The poem begins at a dramatic climax in the speaker's life. For "all the Years" of their life, they've "been hungry": they've never once had quite enough to eat. Now, at long last, their "Noon ha[s] Come—to dine." In other words, it's finally mealtime. With the sun at its zenith overhead, it seems as if this is going to be a literal and figurative high point for the speaker, the culmination of a lifetime of desire.
At first, it sounds as if the speaker can hardly believe their good fortune:
I trembling drew the Table near—
And touched the Curious Wine—
Shaking with nerves, the speaker approaches the "Curious Wine" (that is, the strange, unfamiliar wine) as reverently as if it were a sacred artifact. The delicate /t/ alliteration of "trembling," "Table," and "touched" suggests just how carefully, how unbelievingly, the speaker is moving: all those /t/ sounds hit like the very tips of the speaker's fingers touching that wine, at long last.

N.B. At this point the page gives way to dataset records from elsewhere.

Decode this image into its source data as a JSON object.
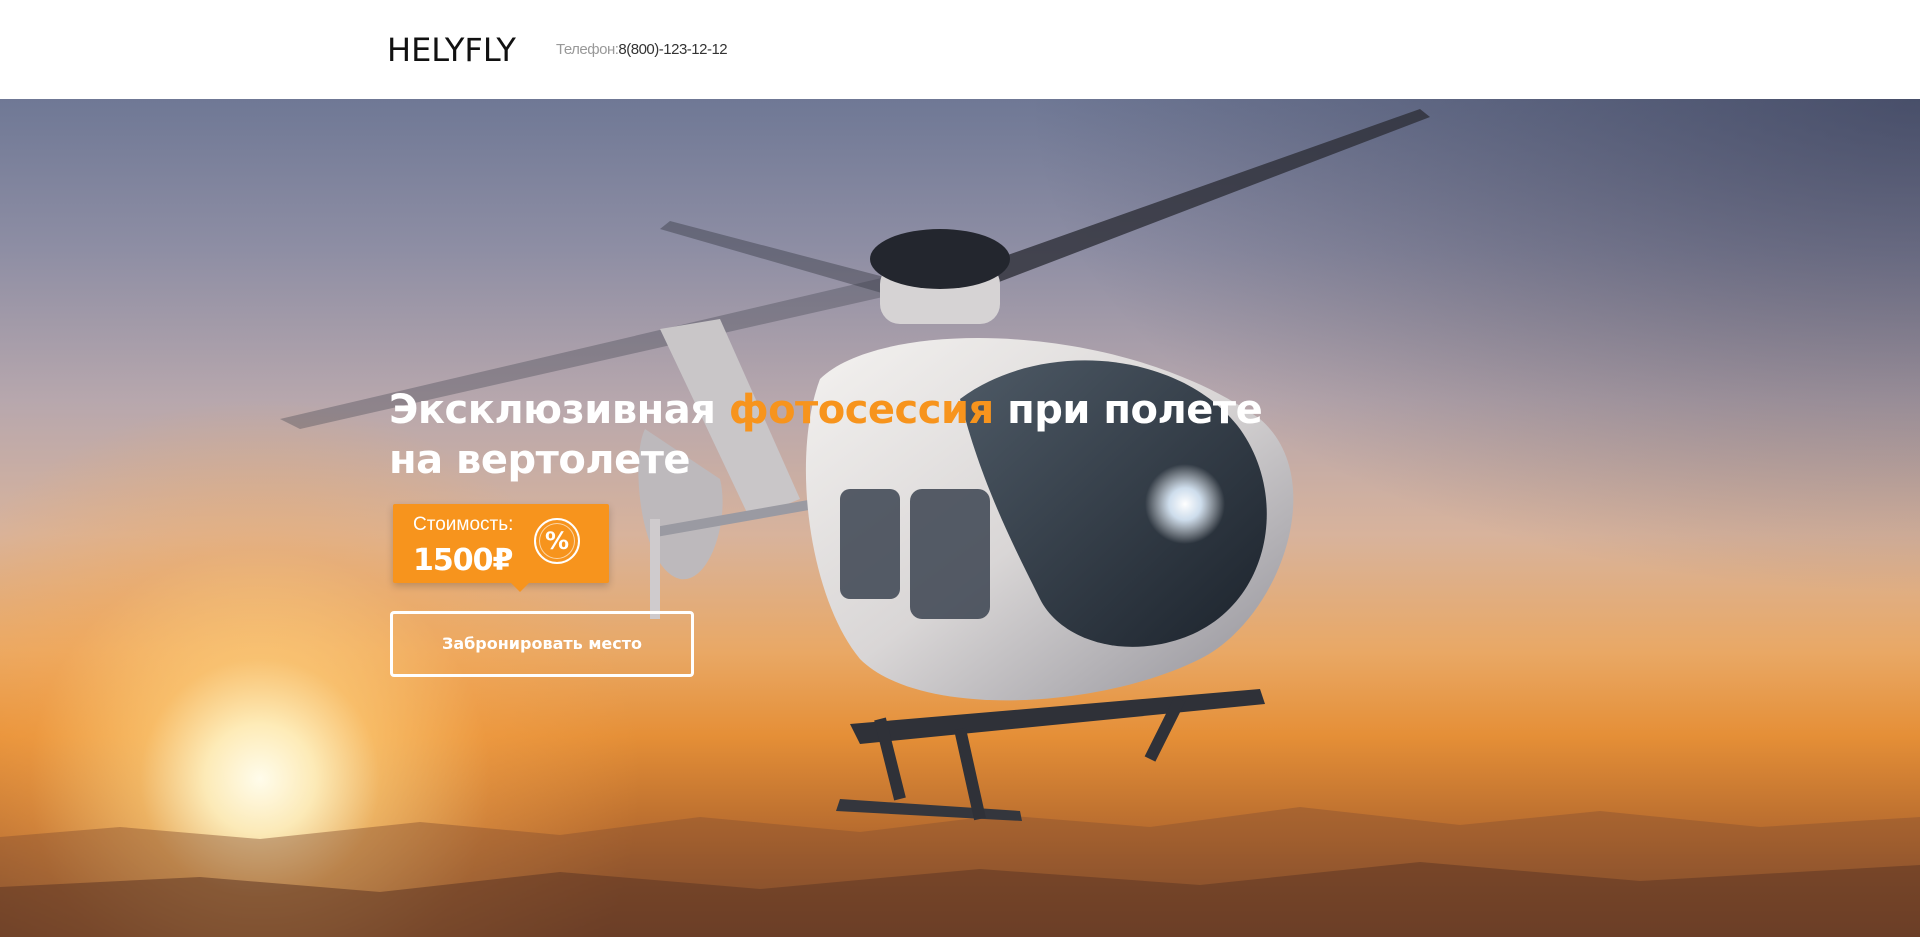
{
  "header": {
    "logo": "HELYFLY",
    "phone_label": "Телефон:",
    "phone_number": "8(800)-123-12-12"
  },
  "hero": {
    "title_part1": "Эксклюзивная ",
    "title_accent": "фотосессия",
    "title_part2": " при полете на вертолете",
    "price_label": "Стоимость:",
    "price_value": "1500₽",
    "percent_icon": "%",
    "cta_label": "Забронировать место"
  },
  "icons": {
    "percent": "percent-icon"
  },
  "colors": {
    "accent": "#f7941d",
    "header_bg": "#ffffff",
    "logo_text": "#111111",
    "phone_label": "#999999",
    "hero_text": "#ffffff"
  }
}
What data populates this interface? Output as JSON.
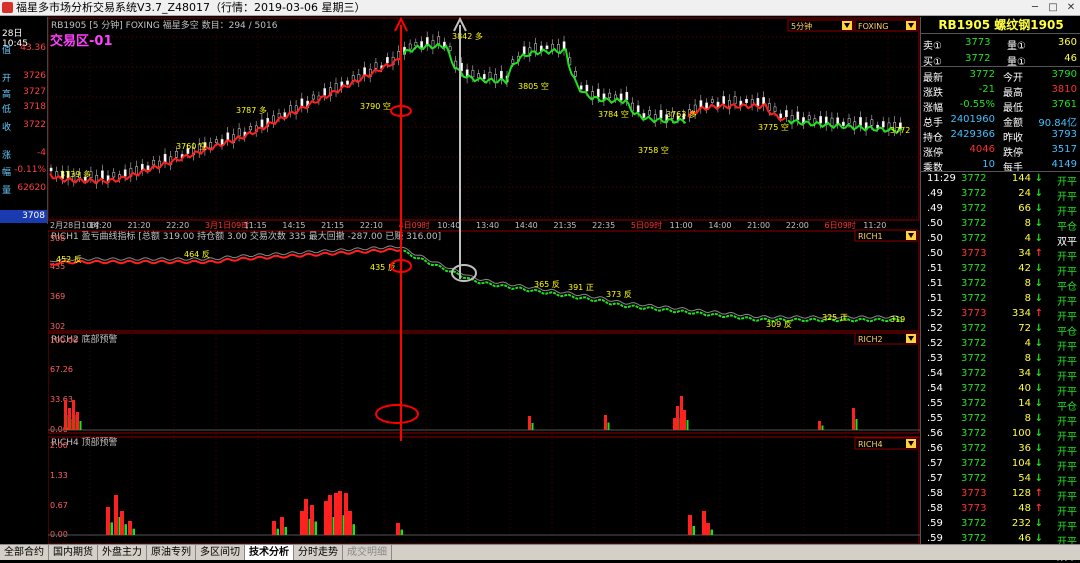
{
  "window": {
    "title": "福星多市场分析交易系统V3.7_Z48017（行情：2019-03-06 星期三）"
  },
  "left": {
    "time": "28日10:45",
    "rows": [
      {
        "k": "值",
        "v": "43.36"
      },
      {
        "k": "开",
        "v": "3726"
      },
      {
        "k": "高",
        "v": "3727"
      },
      {
        "k": "低",
        "v": "3718"
      },
      {
        "k": "收",
        "v": "3722"
      },
      {
        "k": "涨",
        "v": "-4"
      },
      {
        "k": "幅",
        "v": "-0.11%"
      },
      {
        "k": "量",
        "v": "62620"
      }
    ],
    "price": "3708"
  },
  "chart": {
    "main_header": "RB1905 [5 分钟]   FOXING 福星多空  数目：294 / 5016",
    "zone": "交易区-01",
    "period_select": "5分钟",
    "indicator_select": "FOXING",
    "rich1_header": "RICH1 盈亏曲线指标  [总额 319.00  持仓额 3.00  交易次数 335  最大回撤 -287.00  已赚 316.00]",
    "rich1_tag": "RICH1",
    "rich2_header": "RICH2 底部预警",
    "rich2_tag": "RICH2",
    "rich4_header": "RICH4 顶部预警",
    "rich4_tag": "RICH4",
    "price_annots": [
      "3739 多",
      "3760 空",
      "3787 多",
      "3790 空",
      "3842 多",
      "3805 空",
      "3784 空",
      "3763 多",
      "3758 空",
      "3775 空",
      "3772"
    ],
    "rich1_annots": [
      "452 反",
      "464 反",
      "435 反",
      "365 反",
      "391 正",
      "373 反",
      "309 反",
      "325 正",
      "319"
    ],
    "rich1_axis": [
      "508",
      "435",
      "369",
      "302"
    ],
    "rich2_axis": [
      "100.00",
      "67.26",
      "33.63",
      "0.00"
    ],
    "rich4_axis": [
      "2.00",
      "1.33",
      "0.67",
      "0.00"
    ],
    "time_labels": [
      "2月28日10时",
      "14:20",
      "21:20",
      "22:20",
      "3月1日09时",
      "11:15",
      "14:15",
      "21:15",
      "22:10",
      "4日09时",
      "10:40",
      "13:40",
      "14:40",
      "21:35",
      "22:35",
      "5日09时",
      "11:00",
      "14:00",
      "21:00",
      "22:00",
      "6日09时",
      "11:20"
    ],
    "colors": {
      "up": "#ff2020",
      "down": "#20e020",
      "annot": "#ffff00",
      "marker": "#ff0000",
      "gray": "#c0c0c0"
    }
  },
  "quote": {
    "title": "RB1905  螺纹钢1905",
    "sell": {
      "label": "卖①",
      "price": "3773",
      "qlabel": "量①",
      "qty": "360"
    },
    "buy": {
      "label": "买①",
      "price": "3772",
      "qlabel": "量①",
      "qty": "46"
    },
    "rows": [
      {
        "k1": "最新",
        "v1": "3772",
        "k2": "今开",
        "v2": "3790"
      },
      {
        "k1": "涨跌",
        "v1": "-21",
        "k2": "最高",
        "v2": "3810"
      },
      {
        "k1": "涨幅",
        "v1": "-0.55%",
        "k2": "最低",
        "v2": "3761"
      },
      {
        "k1": "总手",
        "v1": "2401960",
        "k2": "金额",
        "v2": "90.84亿"
      },
      {
        "k1": "持仓",
        "v1": "2429366",
        "k2": "昨收",
        "v2": "3793"
      },
      {
        "k1": "涨停",
        "v1": "4046",
        "k2": "跌停",
        "v2": "3517"
      },
      {
        "k1": "乘数",
        "v1": "10",
        "k2": "每手",
        "v2": "4149"
      }
    ]
  },
  "ticks": [
    {
      "t": "11:29",
      "p": "3772",
      "q": "144",
      "d": "down",
      "a": "开平"
    },
    {
      "t": ".49",
      "p": "3772",
      "q": "24",
      "d": "down",
      "a": "开平"
    },
    {
      "t": ".49",
      "p": "3772",
      "q": "66",
      "d": "down",
      "a": "开平"
    },
    {
      "t": ".50",
      "p": "3772",
      "q": "8",
      "d": "down",
      "a": "平仓"
    },
    {
      "t": ".50",
      "p": "3772",
      "q": "4",
      "d": "down",
      "a": "双平"
    },
    {
      "t": ".50",
      "p": "3773",
      "q": "34",
      "d": "up",
      "a": "开平"
    },
    {
      "t": ".51",
      "p": "3772",
      "q": "42",
      "d": "down",
      "a": "开平"
    },
    {
      "t": ".51",
      "p": "3772",
      "q": "8",
      "d": "down",
      "a": "平仓"
    },
    {
      "t": ".51",
      "p": "3772",
      "q": "8",
      "d": "down",
      "a": "开平"
    },
    {
      "t": ".52",
      "p": "3773",
      "q": "334",
      "d": "up",
      "a": "开平"
    },
    {
      "t": ".52",
      "p": "3772",
      "q": "72",
      "d": "down",
      "a": "平仓"
    },
    {
      "t": ".52",
      "p": "3772",
      "q": "4",
      "d": "down",
      "a": "开平"
    },
    {
      "t": ".53",
      "p": "3772",
      "q": "8",
      "d": "down",
      "a": "开平"
    },
    {
      "t": ".54",
      "p": "3772",
      "q": "34",
      "d": "down",
      "a": "开平"
    },
    {
      "t": ".54",
      "p": "3772",
      "q": "40",
      "d": "down",
      "a": "开平"
    },
    {
      "t": ".55",
      "p": "3772",
      "q": "14",
      "d": "down",
      "a": "平仓"
    },
    {
      "t": ".55",
      "p": "3772",
      "q": "8",
      "d": "down",
      "a": "开平"
    },
    {
      "t": ".56",
      "p": "3772",
      "q": "100",
      "d": "down",
      "a": "开平"
    },
    {
      "t": ".56",
      "p": "3772",
      "q": "36",
      "d": "down",
      "a": "开平"
    },
    {
      "t": ".57",
      "p": "3772",
      "q": "104",
      "d": "down",
      "a": "开平"
    },
    {
      "t": ".57",
      "p": "3772",
      "q": "54",
      "d": "down",
      "a": "开平"
    },
    {
      "t": ".58",
      "p": "3773",
      "q": "128",
      "d": "up",
      "a": "开平"
    },
    {
      "t": ".58",
      "p": "3773",
      "q": "48",
      "d": "up",
      "a": "开平"
    },
    {
      "t": ".59",
      "p": "3772",
      "q": "232",
      "d": "down",
      "a": "开平"
    },
    {
      "t": ".59",
      "p": "3772",
      "q": "46",
      "d": "down",
      "a": "开平"
    },
    {
      "t": "11:30",
      "p": "3772",
      "q": "24",
      "d": "down",
      "a": "双平"
    }
  ],
  "tabs": [
    "全部合约",
    "国内期货",
    "外盘主力",
    "原油专列",
    "多区间切",
    "技术分析",
    "分时走势",
    "成交明细"
  ],
  "active_tab": 5
}
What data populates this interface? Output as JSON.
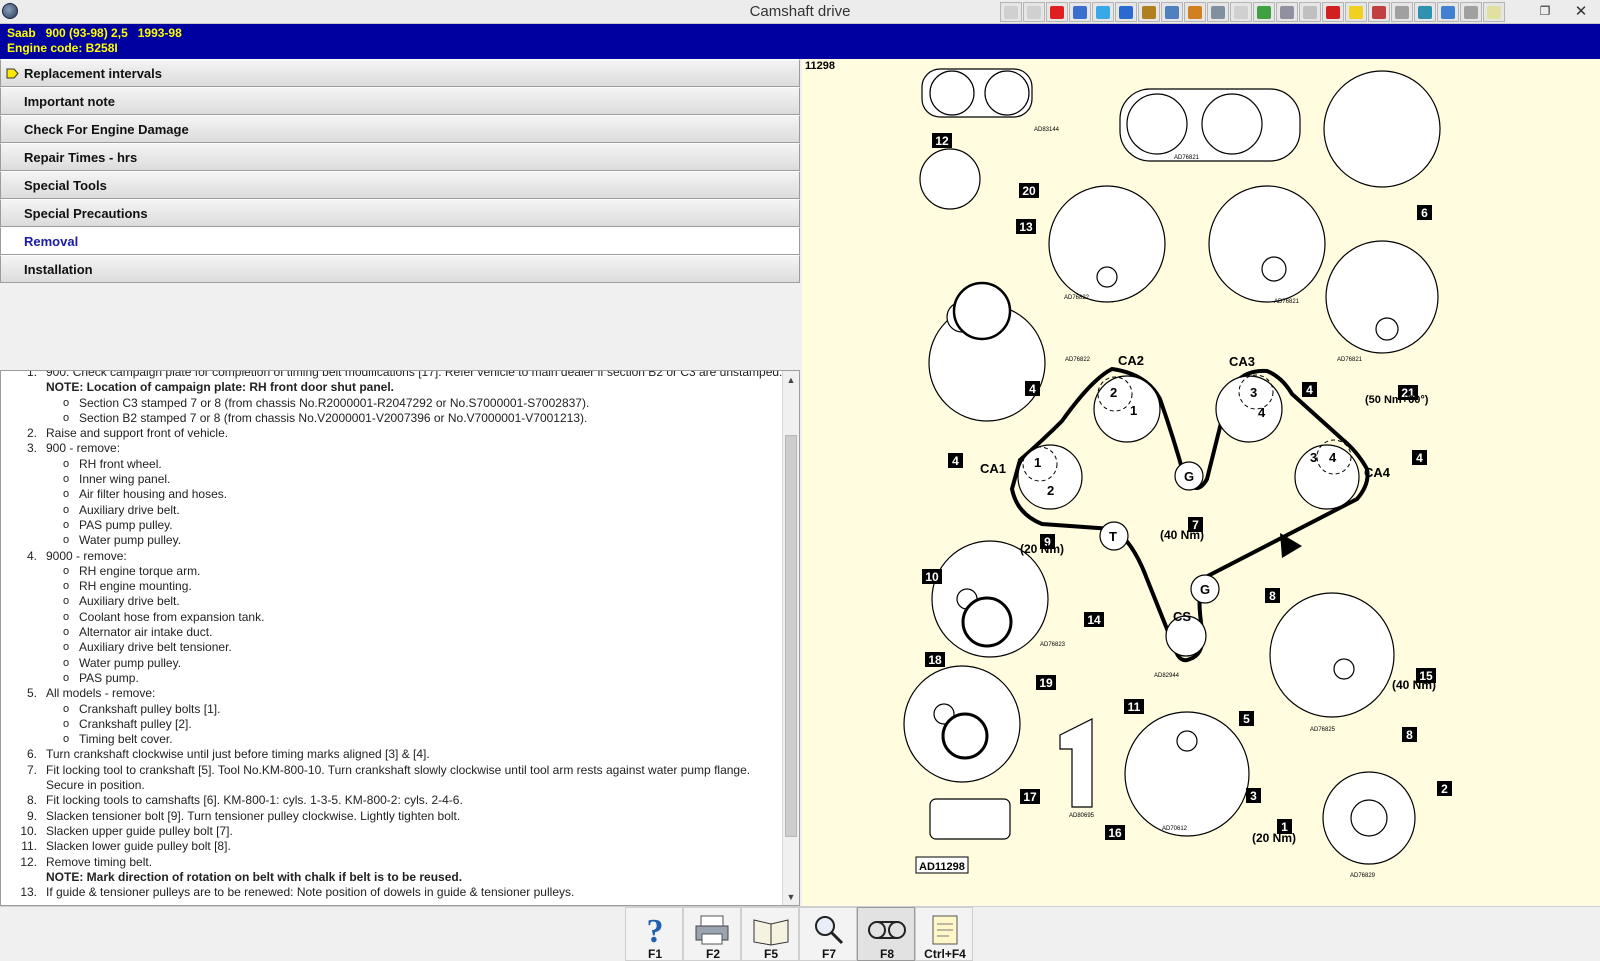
{
  "window": {
    "title": "Camshaft drive",
    "restore": "❐",
    "close": "✕"
  },
  "toolbar": {
    "icons": [
      "first-icon",
      "prev-icon",
      "warning-icon",
      "book-icon",
      "chart-icon",
      "gear-icon",
      "tool-icon",
      "circle-icon",
      "bell-icon",
      "wrench-icon",
      "car-icon",
      "engine-icon",
      "key-icon",
      "battery-icon",
      "photo-icon",
      "light-icon",
      "calendar-icon",
      "star-icon",
      "print-icon",
      "rocket-icon",
      "brake-icon",
      "page-icon"
    ]
  },
  "vehicle": {
    "line1": "Saab   900 (93-98) 2,5   1993-98",
    "line2": "Engine code: B258I"
  },
  "nav": [
    {
      "label": "Replacement intervals"
    },
    {
      "label": "Important note"
    },
    {
      "label": "Check For Engine Damage"
    },
    {
      "label": "Repair Times - hrs"
    },
    {
      "label": "Special Tools"
    },
    {
      "label": "Special Precautions"
    },
    {
      "label": "Removal"
    },
    {
      "label": "Installation"
    }
  ],
  "steps": [
    {
      "num": "1.",
      "text": "900: Check campaign plate for completion of timing belt modifications [17]. Refer vehicle to main dealer if section B2 or C3 are unstamped."
    },
    {
      "note": "NOTE: Location of campaign plate: RH front door shut panel."
    },
    {
      "sub": "Section C3 stamped 7 or 8 (from chassis No.R2000001-R2047292 or No.S7000001-S7002837)."
    },
    {
      "sub": "Section B2 stamped 7 or 8 (from chassis No.V2000001-V2007396 or No.V7000001-V7001213)."
    },
    {
      "num": "2.",
      "text": "Raise and support front of vehicle."
    },
    {
      "num": "3.",
      "text": "900 - remove:"
    },
    {
      "sub": "RH front wheel."
    },
    {
      "sub": "Inner wing panel."
    },
    {
      "sub": "Air filter housing and hoses."
    },
    {
      "sub": "Auxiliary drive belt."
    },
    {
      "sub": "PAS pump pulley."
    },
    {
      "sub": "Water pump pulley."
    },
    {
      "num": "4.",
      "text": "9000 - remove:"
    },
    {
      "sub": "RH engine torque arm."
    },
    {
      "sub": "RH engine mounting."
    },
    {
      "sub": "Auxiliary drive belt."
    },
    {
      "sub": "Coolant hose from expansion tank."
    },
    {
      "sub": "Alternator air intake duct."
    },
    {
      "sub": "Auxiliary drive belt tensioner."
    },
    {
      "sub": "Water pump pulley."
    },
    {
      "sub": "PAS pump."
    },
    {
      "num": "5.",
      "text": "All models - remove:"
    },
    {
      "sub": "Crankshaft pulley bolts [1]."
    },
    {
      "sub": "Crankshaft pulley [2]."
    },
    {
      "sub": "Timing belt cover."
    },
    {
      "num": "6.",
      "text": "Turn crankshaft clockwise until just before timing marks aligned [3] & [4]."
    },
    {
      "num": "7.",
      "text": "Fit locking tool to crankshaft [5]. Tool No.KM-800-10. Turn crankshaft slowly clockwise until tool arm rests against water pump flange. Secure in position."
    },
    {
      "num": "8.",
      "text": "Fit locking tools to camshafts [6]. KM-800-1: cyls. 1-3-5. KM-800-2: cyls. 2-4-6."
    },
    {
      "num": "9.",
      "text": "Slacken tensioner bolt [9]. Turn tensioner pulley clockwise. Lightly tighten bolt."
    },
    {
      "num": "10.",
      "text": "Slacken upper guide pulley bolt [7]."
    },
    {
      "num": "11.",
      "text": "Slacken lower guide pulley bolt [8]."
    },
    {
      "num": "12.",
      "text": "Remove timing belt."
    },
    {
      "note": "NOTE: Mark direction of rotation on belt with chalk if belt is to be reused."
    },
    {
      "num": "13.",
      "text": "If guide & tensioner pulleys are to be renewed: Note position of dowels in guide & tensioner pulleys."
    }
  ],
  "scroll": {
    "up": "▲",
    "down": "▼"
  },
  "diagram": {
    "id": "11298",
    "ref": "AD11298",
    "pulleys": {
      "ca1": "CA1",
      "ca2": "CA2",
      "ca3": "CA3",
      "ca4": "CA4",
      "cs": "CS",
      "g": "G",
      "t": "T"
    },
    "callouts": [
      "1",
      "2",
      "3",
      "4",
      "5",
      "6",
      "7",
      "8",
      "9",
      "10",
      "11",
      "12",
      "13",
      "14",
      "15",
      "16",
      "17",
      "18",
      "19",
      "20",
      "21"
    ],
    "torques": {
      "t7": "(40 Nm)",
      "t9": "(20 Nm)",
      "t15": "(40 Nm)",
      "t1": "(20 Nm)",
      "t21": "(50 Nm+60°)"
    },
    "codes": [
      "AD83144",
      "AD76821",
      "AD76822",
      "AD76821",
      "AD76822",
      "AD76821",
      "AD76823",
      "AD82944",
      "AD76825",
      "AD70612",
      "AD80695",
      "AD76829"
    ],
    "marks": {
      "m1": "1",
      "m2": "2",
      "m3": "3",
      "m4": "4"
    }
  },
  "fkeys": [
    {
      "key": "F1",
      "icon": "help-icon"
    },
    {
      "key": "F2",
      "icon": "print-icon"
    },
    {
      "key": "F5",
      "icon": "book-icon"
    },
    {
      "key": "F7",
      "icon": "zoom-icon"
    },
    {
      "key": "F8",
      "icon": "belt-icon"
    },
    {
      "key": "Ctrl+F4",
      "icon": "notes-icon"
    }
  ]
}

In a lot of ways, this first stanza feels like classic Emily Dickinson:
- For instance, it uses Dickinson's favorite meter: common measure, a pattern of alternating iambic tetrameter (lines of four iambs, metrical feet with a da-DUM rhythm: "I had | been hun- | gry all | the years") and iambic trimeter (lines of three iambs: "My Noon | had Come— | to dine—").
- Usually, however, Dickinson would pair this meter with the classic ballad rhyme scheme: ABCB. (In fact, later in the poem, that's the pattern she'll choose.) In this first stanza, however, things are a little more concentrated: rhyming both "Years" and "near," "dine" and "wine," Dickinson uses an ABAB scheme.
- That extra A rhyme makes these first lines feel as focused as the speaker's gaze as they stare at this unfamiliar loaded table.
This intense, dramatic first stanza leaves the speaker (and the reader) in suspense. This person has starved their whole life; now, faced with a feast, what will they do?